A Democratic Unionist Party spokesman said the information on Iris Robinson was being disclosed after speculation about her health and whereabouts.
Peter Robinson is facing growing pressure to resign over the affair.
Meanwhile the Northern Ireland Assembly is due to reconvene amid fears that the power-sharing coalition will collapse.
Former first minister David Trimble has said DUP leader Mr Robinson can "no longer deliver" as first minister.
The DUP spokesman said Mrs Robinson, an MP and member of the Northern Ireland Assembly, was receiving treatment from the Belfast Health Trust.
Reports that she was in a French ski resort were "completely untrue", he added.
Earlier this week, the BBC alleged Mr Robinson did not tell the authorities his wife failed to register £50,000 she obtained from two property developers.
The Spotlight programme said the money was paid to her 19-year-old lover, Kirk McCambley, to help him launch a cafe.
'Clear his name'
Lord Trimble said Mr Robinson had "lost his authority within the party and the system".
"If he is going to fight to clear his name, then the place to do that is from the back benches," said the Ulster Unionist party leader.
David Trimble: "His authority has gone"
Lord Trimble said he expected Mr Robinson to step down within the "next few days".
"To have a situation where a party leader sees his wife expelled from the party and acquiesces in it, doesn't even persuade the party to give her a decent way out, shows there has been a complete loss of authority," he said.
BBC Northern Ireland political editor Mark Devenport said DUP politicians had been put under strict orders not to speak to the media.
"Nobody is ringing me and telling me Peter Robinson must be defended and that his situation is impregnable, it is quite the opposite," he said.
"Those that have broken with that instruction have talked about his position being untenable and the real debate being not over his leadership, but over who might succeed him.
"Even if this legal probe that he has ordered clears him of these allegations, on a political level there is huge damage to the Robinson brand."

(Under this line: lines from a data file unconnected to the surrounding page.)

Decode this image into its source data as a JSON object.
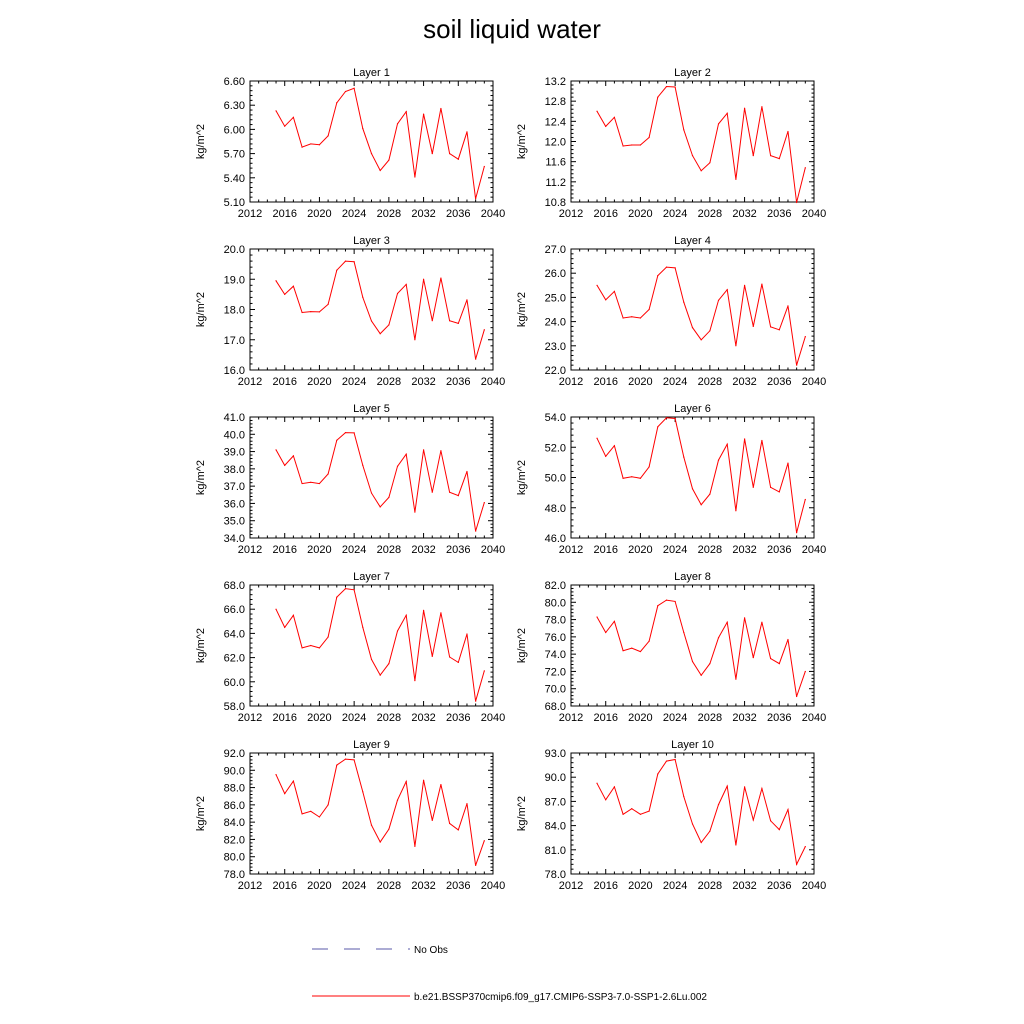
{
  "title": "soil liquid water",
  "legend": [
    {
      "label": "No Obs",
      "color": "#5a5aa8",
      "style": "dashed"
    },
    {
      "label": "b.e21.BSSP370cmip6.f09_g17.CMIP6-SSP3-7.0-SSP1-2.6Lu.002",
      "color": "#ff0000",
      "style": "solid"
    }
  ],
  "chart_data": [
    {
      "type": "line",
      "title": "Layer 1",
      "ylabel": "kg/m^2",
      "xlim": [
        2012,
        2040
      ],
      "xticks": [
        2012,
        2016,
        2020,
        2024,
        2028,
        2032,
        2036,
        2040
      ],
      "ylim": [
        5.1,
        6.6
      ],
      "yticks": [
        "5.10",
        "5.40",
        "5.70",
        "6.00",
        "6.30",
        "6.60"
      ],
      "x": [
        2015,
        2016,
        2017,
        2018,
        2019,
        2020,
        2021,
        2022,
        2023,
        2024,
        2025,
        2026,
        2027,
        2028,
        2029,
        2030,
        2031,
        2032,
        2033,
        2034,
        2035,
        2036,
        2037,
        2038,
        2039
      ],
      "series": [
        {
          "values": [
            6.23,
            6.04,
            6.15,
            5.78,
            5.82,
            5.81,
            5.92,
            6.33,
            6.47,
            6.51,
            6.01,
            5.7,
            5.49,
            5.62,
            6.07,
            6.22,
            5.41,
            6.19,
            5.7,
            6.26,
            5.7,
            5.63,
            5.97,
            5.14,
            5.54
          ],
          "color": "#ff0000"
        }
      ]
    },
    {
      "type": "line",
      "title": "Layer 2",
      "ylabel": "kg/m^2",
      "xlim": [
        2012,
        2040
      ],
      "xticks": [
        2012,
        2016,
        2020,
        2024,
        2028,
        2032,
        2036,
        2040
      ],
      "ylim": [
        10.8,
        13.2
      ],
      "yticks": [
        "10.8",
        "11.2",
        "11.6",
        "12.0",
        "12.4",
        "12.8",
        "13.2"
      ],
      "x": [
        2015,
        2016,
        2017,
        2018,
        2019,
        2020,
        2021,
        2022,
        2023,
        2024,
        2025,
        2026,
        2027,
        2028,
        2029,
        2030,
        2031,
        2032,
        2033,
        2034,
        2035,
        2036,
        2037,
        2038,
        2039
      ],
      "series": [
        {
          "values": [
            12.6,
            12.3,
            12.48,
            11.91,
            11.93,
            11.93,
            12.08,
            12.88,
            13.09,
            13.08,
            12.23,
            11.72,
            11.42,
            11.58,
            12.35,
            12.56,
            11.25,
            12.66,
            11.72,
            12.69,
            11.72,
            11.66,
            12.2,
            10.79,
            11.48
          ],
          "color": "#ff0000"
        }
      ]
    },
    {
      "type": "line",
      "title": "Layer 3",
      "ylabel": "kg/m^2",
      "xlim": [
        2012,
        2040
      ],
      "xticks": [
        2012,
        2016,
        2020,
        2024,
        2028,
        2032,
        2036,
        2040
      ],
      "ylim": [
        16.0,
        20.0
      ],
      "yticks": [
        "16.0",
        "17.0",
        "18.0",
        "19.0",
        "20.0"
      ],
      "x": [
        2015,
        2016,
        2017,
        2018,
        2019,
        2020,
        2021,
        2022,
        2023,
        2024,
        2025,
        2026,
        2027,
        2028,
        2029,
        2030,
        2031,
        2032,
        2033,
        2034,
        2035,
        2036,
        2037,
        2038,
        2039
      ],
      "series": [
        {
          "values": [
            18.95,
            18.5,
            18.77,
            17.9,
            17.93,
            17.92,
            18.17,
            19.3,
            19.6,
            19.58,
            18.4,
            17.62,
            17.2,
            17.49,
            18.53,
            18.83,
            17.0,
            19.0,
            17.63,
            19.04,
            17.63,
            17.54,
            18.32,
            16.36,
            17.33
          ],
          "color": "#ff0000"
        }
      ]
    },
    {
      "type": "line",
      "title": "Layer 4",
      "ylabel": "kg/m^2",
      "xlim": [
        2012,
        2040
      ],
      "xticks": [
        2012,
        2016,
        2020,
        2024,
        2028,
        2032,
        2036,
        2040
      ],
      "ylim": [
        22.0,
        27.0
      ],
      "yticks": [
        "22.0",
        "23.0",
        "24.0",
        "25.0",
        "26.0",
        "27.0"
      ],
      "x": [
        2015,
        2016,
        2017,
        2018,
        2019,
        2020,
        2021,
        2022,
        2023,
        2024,
        2025,
        2026,
        2027,
        2028,
        2029,
        2030,
        2031,
        2032,
        2033,
        2034,
        2035,
        2036,
        2037,
        2038,
        2039
      ],
      "series": [
        {
          "values": [
            25.5,
            24.9,
            25.25,
            24.15,
            24.2,
            24.15,
            24.5,
            25.9,
            26.25,
            26.22,
            24.8,
            23.75,
            23.25,
            23.62,
            24.88,
            25.32,
            23.0,
            25.5,
            23.8,
            25.55,
            23.78,
            23.66,
            24.65,
            22.2,
            23.38
          ],
          "color": "#ff0000"
        }
      ]
    },
    {
      "type": "line",
      "title": "Layer 5",
      "ylabel": "kg/m^2",
      "xlim": [
        2012,
        2040
      ],
      "xticks": [
        2012,
        2016,
        2020,
        2024,
        2028,
        2032,
        2036,
        2040
      ],
      "ylim": [
        34.0,
        41.0
      ],
      "yticks": [
        "34.0",
        "35.0",
        "36.0",
        "37.0",
        "38.0",
        "39.0",
        "40.0",
        "41.0"
      ],
      "x": [
        2015,
        2016,
        2017,
        2018,
        2019,
        2020,
        2021,
        2022,
        2023,
        2024,
        2025,
        2026,
        2027,
        2028,
        2029,
        2030,
        2031,
        2032,
        2033,
        2034,
        2035,
        2036,
        2037,
        2038,
        2039
      ],
      "series": [
        {
          "values": [
            39.1,
            38.2,
            38.75,
            37.15,
            37.22,
            37.15,
            37.7,
            39.65,
            40.1,
            40.08,
            38.2,
            36.6,
            35.8,
            36.35,
            38.15,
            38.85,
            35.5,
            39.1,
            36.65,
            39.05,
            36.65,
            36.45,
            37.85,
            34.4,
            36.05
          ],
          "color": "#ff0000"
        }
      ]
    },
    {
      "type": "line",
      "title": "Layer 6",
      "ylabel": "kg/m^2",
      "xlim": [
        2012,
        2040
      ],
      "xticks": [
        2012,
        2016,
        2020,
        2024,
        2028,
        2032,
        2036,
        2040
      ],
      "ylim": [
        46.0,
        54.0
      ],
      "yticks": [
        "46.0",
        "48.0",
        "50.0",
        "52.0",
        "54.0"
      ],
      "x": [
        2015,
        2016,
        2017,
        2018,
        2019,
        2020,
        2021,
        2022,
        2023,
        2024,
        2025,
        2026,
        2027,
        2028,
        2029,
        2030,
        2031,
        2032,
        2033,
        2034,
        2035,
        2036,
        2037,
        2038,
        2039
      ],
      "series": [
        {
          "values": [
            52.6,
            51.4,
            52.1,
            49.95,
            50.05,
            49.95,
            50.7,
            53.35,
            53.95,
            53.9,
            51.35,
            49.25,
            48.2,
            48.9,
            51.15,
            52.2,
            47.8,
            52.55,
            49.35,
            52.45,
            49.35,
            49.05,
            50.95,
            46.35,
            48.55
          ],
          "color": "#ff0000"
        }
      ]
    },
    {
      "type": "line",
      "title": "Layer 7",
      "ylabel": "kg/m^2",
      "xlim": [
        2012,
        2040
      ],
      "xticks": [
        2012,
        2016,
        2020,
        2024,
        2028,
        2032,
        2036,
        2040
      ],
      "ylim": [
        58.0,
        68.0
      ],
      "yticks": [
        "58.0",
        "60.0",
        "62.0",
        "64.0",
        "66.0",
        "68.0"
      ],
      "x": [
        2015,
        2016,
        2017,
        2018,
        2019,
        2020,
        2021,
        2022,
        2023,
        2024,
        2025,
        2026,
        2027,
        2028,
        2029,
        2030,
        2031,
        2032,
        2033,
        2034,
        2035,
        2036,
        2037,
        2038,
        2039
      ],
      "series": [
        {
          "values": [
            66.0,
            64.5,
            65.5,
            62.8,
            63.0,
            62.8,
            63.7,
            67.0,
            67.7,
            67.6,
            64.5,
            61.85,
            60.55,
            61.5,
            64.2,
            65.5,
            60.1,
            65.9,
            62.1,
            65.7,
            62.05,
            61.6,
            63.95,
            58.4,
            60.9
          ],
          "color": "#ff0000"
        }
      ]
    },
    {
      "type": "line",
      "title": "Layer 8",
      "ylabel": "kg/m^2",
      "xlim": [
        2012,
        2040
      ],
      "xticks": [
        2012,
        2016,
        2020,
        2024,
        2028,
        2032,
        2036,
        2040
      ],
      "ylim": [
        68.0,
        82.0
      ],
      "yticks": [
        "68.0",
        "70.0",
        "72.0",
        "74.0",
        "76.0",
        "78.0",
        "80.0",
        "82.0"
      ],
      "x": [
        2015,
        2016,
        2017,
        2018,
        2019,
        2020,
        2021,
        2022,
        2023,
        2024,
        2025,
        2026,
        2027,
        2028,
        2029,
        2030,
        2031,
        2032,
        2033,
        2034,
        2035,
        2036,
        2037,
        2038,
        2039
      ],
      "series": [
        {
          "values": [
            78.3,
            76.5,
            77.8,
            74.4,
            74.7,
            74.3,
            75.5,
            79.6,
            80.25,
            80.1,
            76.5,
            73.15,
            71.55,
            72.9,
            75.9,
            77.7,
            71.1,
            78.2,
            73.6,
            77.7,
            73.5,
            72.9,
            75.7,
            69.1,
            72.0
          ],
          "color": "#ff0000"
        }
      ]
    },
    {
      "type": "line",
      "title": "Layer 9",
      "ylabel": "kg/m^2",
      "xlim": [
        2012,
        2040
      ],
      "xticks": [
        2012,
        2016,
        2020,
        2024,
        2028,
        2032,
        2036,
        2040
      ],
      "ylim": [
        78.0,
        92.0
      ],
      "yticks": [
        "78.0",
        "80.0",
        "82.0",
        "84.0",
        "86.0",
        "88.0",
        "90.0",
        "92.0"
      ],
      "x": [
        2015,
        2016,
        2017,
        2018,
        2019,
        2020,
        2021,
        2022,
        2023,
        2024,
        2025,
        2026,
        2027,
        2028,
        2029,
        2030,
        2031,
        2032,
        2033,
        2034,
        2035,
        2036,
        2037,
        2038,
        2039
      ],
      "series": [
        {
          "values": [
            89.5,
            87.3,
            88.75,
            84.95,
            85.25,
            84.6,
            86.0,
            90.6,
            91.3,
            91.2,
            87.5,
            83.65,
            81.7,
            83.2,
            86.55,
            88.7,
            81.2,
            88.85,
            84.2,
            88.35,
            83.85,
            83.1,
            86.15,
            79.0,
            81.85
          ],
          "color": "#ff0000"
        }
      ]
    },
    {
      "type": "line",
      "title": "Layer 10",
      "ylabel": "kg/m^2",
      "xlim": [
        2012,
        2040
      ],
      "xticks": [
        2012,
        2016,
        2020,
        2024,
        2028,
        2032,
        2036,
        2040
      ],
      "ylim": [
        78.0,
        93.0
      ],
      "yticks": [
        "78.0",
        "81.0",
        "84.0",
        "87.0",
        "90.0",
        "93.0"
      ],
      "x": [
        2015,
        2016,
        2017,
        2018,
        2019,
        2020,
        2021,
        2022,
        2023,
        2024,
        2025,
        2026,
        2027,
        2028,
        2029,
        2030,
        2031,
        2032,
        2033,
        2034,
        2035,
        2036,
        2037,
        2038,
        2039
      ],
      "series": [
        {
          "values": [
            89.25,
            87.2,
            88.8,
            85.4,
            86.1,
            85.4,
            85.8,
            90.4,
            92.0,
            92.2,
            87.6,
            84.2,
            81.9,
            83.3,
            86.6,
            88.9,
            81.6,
            88.8,
            84.7,
            88.6,
            84.6,
            83.5,
            86.0,
            79.2,
            81.4
          ],
          "color": "#ff0000"
        }
      ]
    }
  ]
}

BBC Ireland correspondent Mark Simpson said it was possible that 2010's first sitting of the assembly could be one of its last.
He said there were major problems at Stormont, the first being the position of the first minister - but also warned that the power-sharing coalition between the DUP and Sinn Fein could break down.

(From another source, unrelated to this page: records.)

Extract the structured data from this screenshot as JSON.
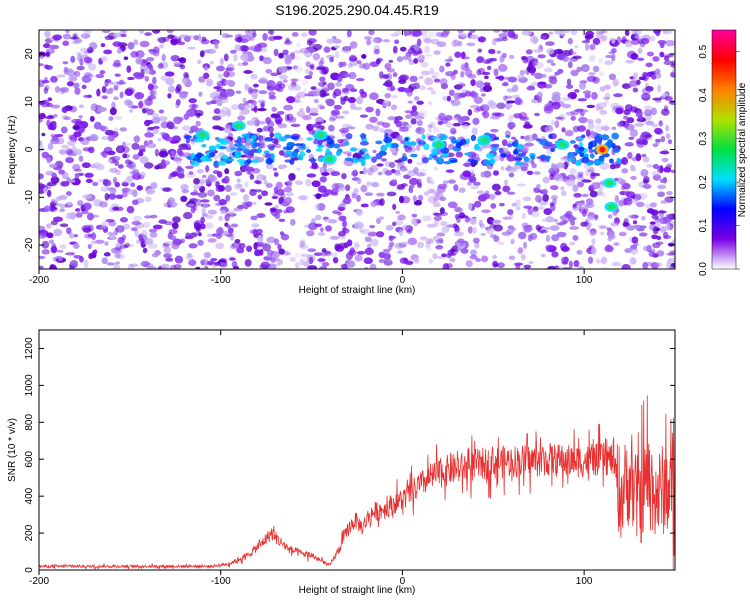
{
  "title": "S196.2025.290.04.45.R19",
  "chart_data": [
    {
      "type": "heatmap",
      "xlabel": "Height of straight line (km)",
      "ylabel": "Frequency (Hz)",
      "xlim": [
        -200,
        150
      ],
      "ylim": [
        -25,
        25
      ],
      "xticks": [
        -200,
        -100,
        0,
        100
      ],
      "yticks": [
        -20,
        -10,
        0,
        10,
        20
      ],
      "colorbar": {
        "label": "Normalized spectral amplitude",
        "range": [
          0,
          0.55
        ],
        "ticks": [
          0,
          0.1,
          0.2,
          0.3,
          0.4,
          0.5
        ],
        "colors": [
          "#ffffff",
          "#7a00e6",
          "#0000ff",
          "#00e0ff",
          "#00e040",
          "#b0e000",
          "#ff8000",
          "#ff0000",
          "#ff00a0"
        ]
      },
      "features": [
        {
          "x": -110,
          "y": 3
        },
        {
          "x": -90,
          "y": 5
        },
        {
          "x": -45,
          "y": 3
        },
        {
          "x": -40,
          "y": -2
        },
        {
          "x": 20,
          "y": 1
        },
        {
          "x": 45,
          "y": 2
        },
        {
          "x": 88,
          "y": 1
        },
        {
          "x": 110,
          "y": 0
        },
        {
          "x": 114,
          "y": -7
        },
        {
          "x": 115,
          "y": -12
        }
      ],
      "grid": false
    },
    {
      "type": "line",
      "xlabel": "Height of straight line (km)",
      "ylabel": "SNR (10 * v/v)",
      "xlim": [
        -200,
        150
      ],
      "ylim": [
        0,
        1300
      ],
      "xticks": [
        -200,
        -100,
        0,
        100
      ],
      "yticks": [
        0,
        200,
        400,
        600,
        800,
        1000,
        1200
      ],
      "color": "#e83030",
      "series": [
        {
          "x": [
            -200,
            -180,
            -160,
            -140,
            -120,
            -105,
            -95,
            -85,
            -78,
            -72,
            -68,
            -62,
            -56,
            -50,
            -45,
            -40,
            -35,
            -30,
            -26,
            -22,
            -18,
            -14,
            -10,
            -5,
            0,
            5,
            10,
            15,
            20,
            25,
            30,
            35,
            40,
            50,
            60,
            70,
            80,
            90,
            100,
            110,
            116,
            120,
            125,
            130,
            135,
            140,
            145,
            150
          ],
          "values": [
            20,
            20,
            20,
            20,
            20,
            20,
            35,
            80,
            140,
            200,
            160,
            110,
            90,
            80,
            50,
            25,
            110,
            220,
            270,
            230,
            300,
            320,
            330,
            360,
            380,
            420,
            460,
            500,
            520,
            540,
            550,
            555,
            570,
            580,
            590,
            590,
            600,
            590,
            590,
            600,
            600,
            400,
            500,
            350,
            500,
            400,
            450,
            420
          ]
        }
      ],
      "grid": false
    }
  ]
}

Sinn Fein President Gerry Adams said it was important that the problems surrounding the Robinsons did not detract from the current political impasse over the devolution of policing and justice.
"This is not about the Robinson's private family matters," he said.

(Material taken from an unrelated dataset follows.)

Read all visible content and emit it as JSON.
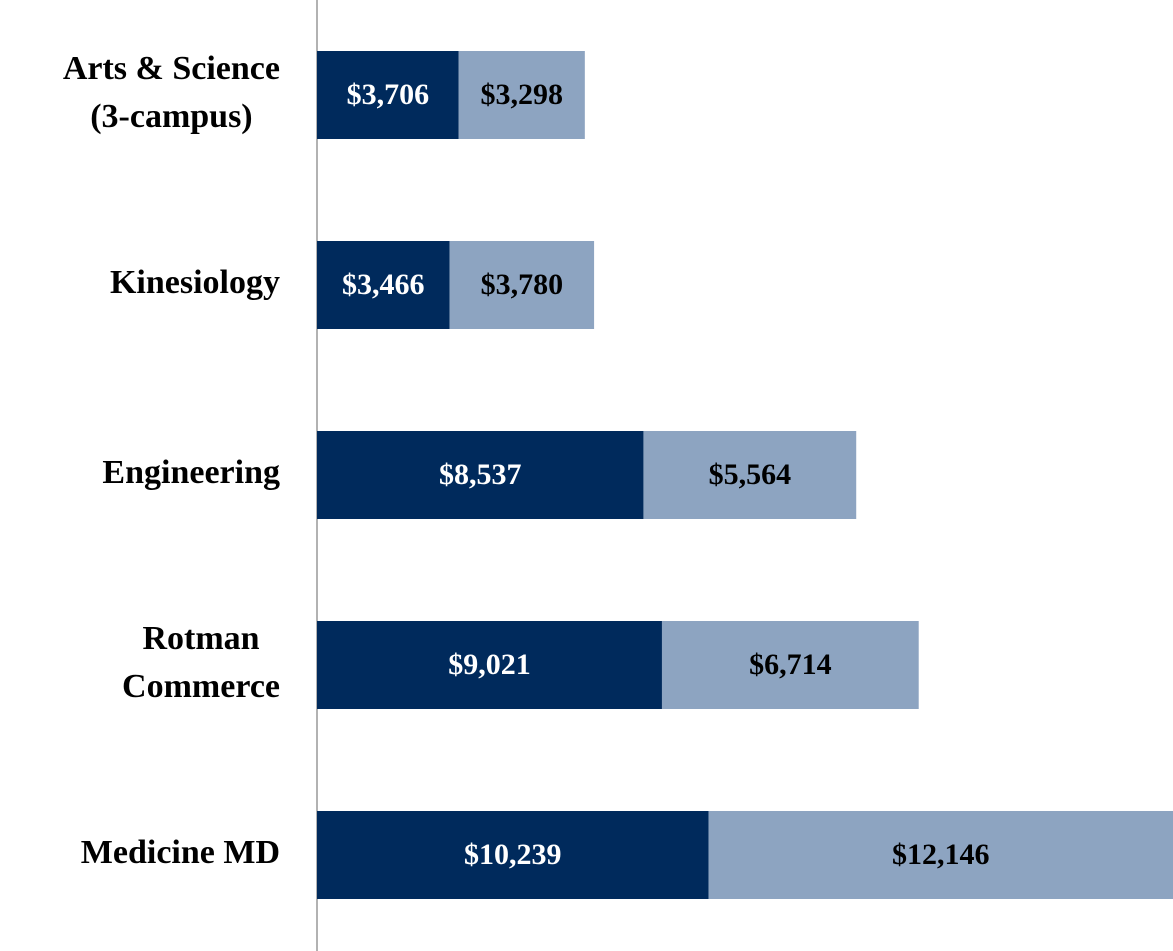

"It is about implementing outstanding political agreements that are essential to good government and public confidence."
Earlier on Sunday, a close friend of ex-DUP leader Ian Paisley repeated his view that Mr Robinson's position as Northern Ireland first minister was "untenable".
Free Presbyterian minister David McIlveen stressed that his opinion was not that of Mr Paisley.
Lord Trimble said he expected Mr Robinson to step down soon
His church has also said he was not speaking on their behalf.
"He has a problem with solving his family difficulties and I cannot take the view a person's private life does not affect their public life," he said.
"Judgments that we make in private will undoubtedly influence our judgments in public."
"I do believe that one of the great bonds between a politician and the people is a bond of trust.
"Once that trust is broken, it is very, very difficult to recover that."
On Friday, Mr Robinson said he believed he had not done anything wrong.
However, he added that he would "not be slow" in taking a decision if an investigation found that he should have acted differently.
On Saturday, DUP sources confirmed that Mrs Robinson was stepping down as an MP and MLA and was also leaving the party.
Iris Robinson obtained £50,000 for her lover, Kirk McCambley
She could leave both her posts as early as this week.
Spotlight said Mr Robinson knew about her financial dealings, but did not tell the proper authorities despite being obliged by the ministerial code to act in the public interest at all times.
The financial allegations followed a public admission by Mr Robinson that his wife had attempted suicide after her affair.
Mrs Robinson represents the Strangford constituency in County Down both at Westminster and at the Northern Ireland Assembly.
Last month, she issued a statement saying she was leaving politics due to ill health; however, news that she was stepping down came earlier than expected.
The Robinsons were married in 1970 and have three grown-up children.